Em A Geração Ansiosa, lançado no Brasil no final de 2024, uma das recomendações mais urgentes é a de dar às crianças independência no mundo físico. Isso significa permitir que elas assumam riscos, tomem decisões e interajam sem supervisão – habilidades que precisarão desesperadamente para a vida adulta. Infelizmente, muitas hoje vivem num estado de supervisão quase constante. Seus dias são planejados, seus movimentos são restritos e suas oportunidades de explorar o mundo em seus próprios termos são cada vez mais raras.
A superproteção costuma ser movida pelo medo – um medo com motivos reais, mas que nem sempre se sustenta em dados: a percepção de insegurança é, muitas vezes, maior do que a violência de fato. O problema é que, ao protegê-las demais no mundo real e negligenciá-las no ambiente virtual, estamos pagando um preço alto em relação a autoconfiança e saúde mental de crianças e adolescentes. Em vez disso, devemos investir em ambientes seguros que permitam a exploração, cooperação entre escolas e comunidades e políticas públicas que reivindiquem ruas e parques como espaços saudáveis e seguros.
No Reino Unido, alguns bairros começaram a revezar a supervisão parental durante o horário extracurricular, uma forma de permitir que as crianças brinquem livremente em espaços públicos. No Brasil, algumas escolas se abrem às famílias e à comunidade aos fins de semana, um passo pequeno, mas importante na criação de um ecossistema compartilhado de confiança e responsabilidade. Projetos como o Escola Aberta, que já funciona em São Paulo e no Recife, estão ampliando o uso dos espaços escolares, criando centros de convivência e lazer que reforçam seu papel como espaço comunitário.
É hora de reformular a conversa. O problema não é apenas que as crianças passam muito tempo online. É também que elas não passam tempo suficiente offline em experiências significativas e independentes. A verdadeira liberdade ensina resolução de problemas, coragem e autorregulação, características que não podem ser aprendidas num quarto trancado e na frente de uma tela brilhante.

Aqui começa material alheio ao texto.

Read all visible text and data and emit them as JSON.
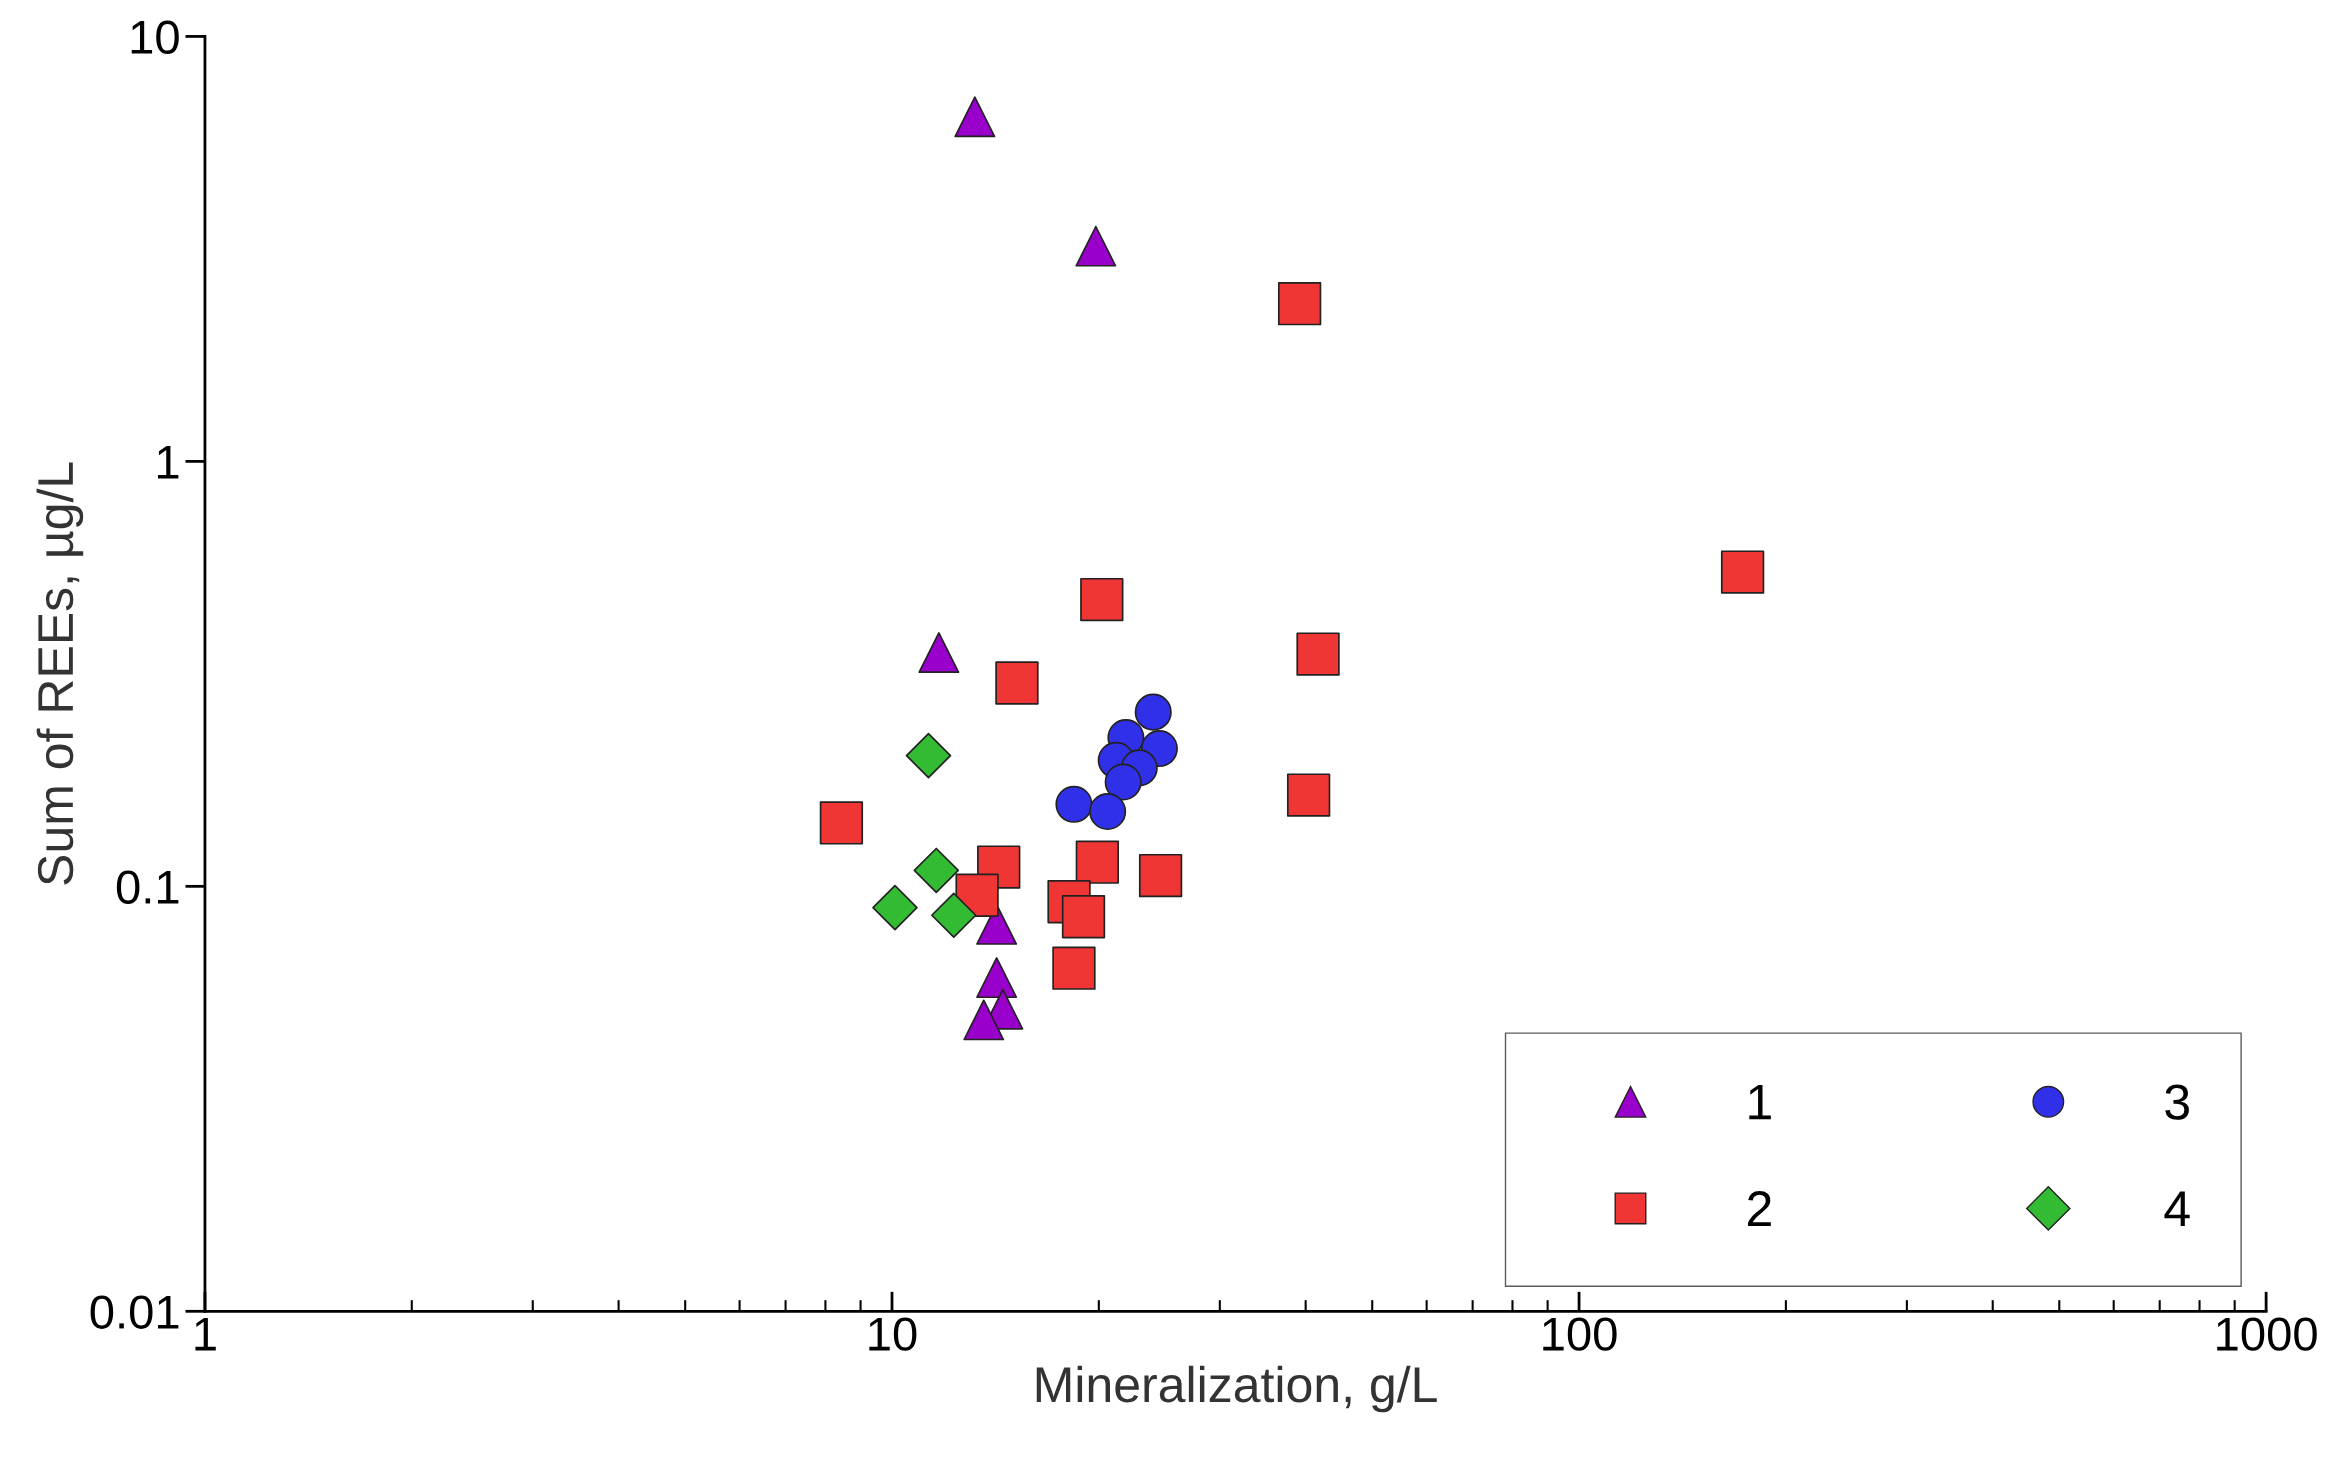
{
  "chart_data": {
    "type": "scatter",
    "xlabel": "Mineralization, g/L",
    "ylabel": "Sum of REEs, µg/L",
    "log": "xy",
    "xlim": [
      1,
      1000
    ],
    "ylim": [
      0.01,
      10
    ],
    "xticks": [
      1,
      10,
      100,
      1000
    ],
    "yticks": [
      {
        "value": 0.01,
        "label": "0.01"
      },
      {
        "value": 0.1,
        "label": "0.1"
      },
      {
        "value": 1,
        "label": "1"
      },
      {
        "value": 10,
        "label": "10"
      }
    ],
    "grid": false,
    "legend": "bottom right",
    "series": [
      {
        "name": "1",
        "color": "#9900cc",
        "marker": "triangle",
        "x": [
          13.2,
          19.8,
          11.7,
          14.2,
          14.2,
          14.5,
          13.6
        ],
        "values": [
          6.47,
          3.21,
          0.355,
          0.0814,
          0.061,
          0.0514,
          0.0485
        ]
      },
      {
        "name": "2",
        "color": "#f03535",
        "marker": "square",
        "x": [
          39.2,
          173,
          20.2,
          41.7,
          15.2,
          40.4,
          8.44,
          14.3,
          19.9,
          24.6,
          13.3,
          18.1,
          19.0,
          18.4
        ],
        "values": [
          2.35,
          0.549,
          0.473,
          0.352,
          0.301,
          0.164,
          0.141,
          0.111,
          0.114,
          0.106,
          0.0953,
          0.092,
          0.0848,
          0.0642
        ]
      },
      {
        "name": "3",
        "color": "#3030e8",
        "marker": "circle",
        "x": [
          24.0,
          21.9,
          24.5,
          21.2,
          22.9,
          21.7,
          18.4,
          20.6
        ],
        "values": [
          0.257,
          0.224,
          0.211,
          0.198,
          0.19,
          0.176,
          0.156,
          0.15
        ]
      },
      {
        "name": "4",
        "color": "#33bb33",
        "marker": "diamond",
        "x": [
          11.3,
          11.6,
          10.1,
          12.3
        ],
        "values": [
          0.203,
          0.109,
          0.0891,
          0.0855
        ]
      }
    ]
  }
}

É preciso atentar para as regras que acabam reforçando o controle excessivo. Uma série de cidades brasileiras proíbe crianças de usarem elevadores desacompanhadas antes dos 10 ou 12 anos. Em São Paulo, há uma proibição expressa para que crianças subam em árvores nos parques municipais. Em vez de proibir, precisamos de condições estruturadas e seguras para o desenvolvimento das crianças e que encorajem sua autonomia progressiva.
O debate brasileiro ganhou uma dimensão prática nas últimas semanas, com a discussão do Supremo Tribunal Federal (STF) sobre a necessidade de regulação mais clara das plataformas. Ao mesmo tempo, cresce a preocupação pública com os efeitos da dopamina digital – likes, notificações e vídeos em rolagem infinita – sobre nosso cérebro. A tecnologia não pode ser demonizada, mas é urgente encontrar formas de garantir que seu uso ocorra dentro de parâmetros saudáveis, especialmente para crianças e adolescentes.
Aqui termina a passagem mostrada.